Morgan Stanley plans to set up a fixed income derivatives operation in Korea and will likely start trading in the new year and Citibank is considering offering won-denominated credit-default swaps for the first time in Korea next year. Morgan Stanley is planning to apply for licenses that will permit it to trade won-denominated fixed income products onshore, such as interest rate derivatives, according to officials familiar with the move. Citibank already has a won fixed income desk, said S.W. Hwang, head of derivatives marketing in Seoul, adding, "We're now looking to see if there's adequate demand for local currency credit derivatives."
Morgan Stanley, which expects to hire traders and marketers for the effort, currently handles interest rate, fixed income and foreign exchange trading for the offshore Korean market out of Hong Kong. Jia Lin Liu, head of fixed income in Hong Kong, did not return calls and Nick Footitt, spokesman, declined comment.
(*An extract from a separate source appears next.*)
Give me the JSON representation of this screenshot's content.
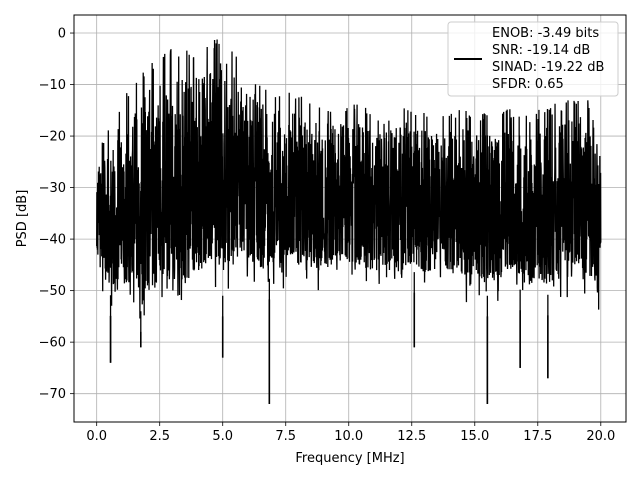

An official in Citibank's Singapore branch said that as the bank has sold credit-linked deposits in won, default-swaps are the next logical step. Citi has offered dollar-denominated credit-default swaps in Korea via Salomon Smith Barney in Hong Kong but officials explained that local currency products would be handled out of Citi's Singapore desk. Hwang continued that for credit products in Korea, current regulations require the Bank of Korea to be notified on a case-by-case basis.
Separately, Korean securities house Dongwon Securities has hired B.J. Kim, head of Korea credit markets at JPMorgan in Seoul, in the new position of executive v.p. with responsibility for establishing a derivatives operation. "This is a new business for them," said Kim. Kim will handle the day-to-day operations for Dongwon and report directly to Young Kyu Kim, president, who did not return calls. Dongwon will look to handle equity, foreign exchange and interest rate derivatives and hopes to receive trading licenses next month. For the effort, the firm will look to hire both marketers and traders, initially two or three staff to kick-start the desk.
"We'll be able to build a great niche market," said B.J. Kim, adding that in Korea, foreign houses have a limited credit appetite--meaning there is fierce competition for business from larger highly rated domestic companies and lower-rated corporates tend to be ignored.
At JPMorgan, Kim reported to Chris Nicholas, Asian head of credit markets in Hong Kong. Nicholas did not respond to messages.
The moves come on the heels of several other firms, including Barclays Capital, Lehman Brothers and most recently Merrill Lynch, beefing up operations in Korea on the back of relaxed regulations (DW, 10/28).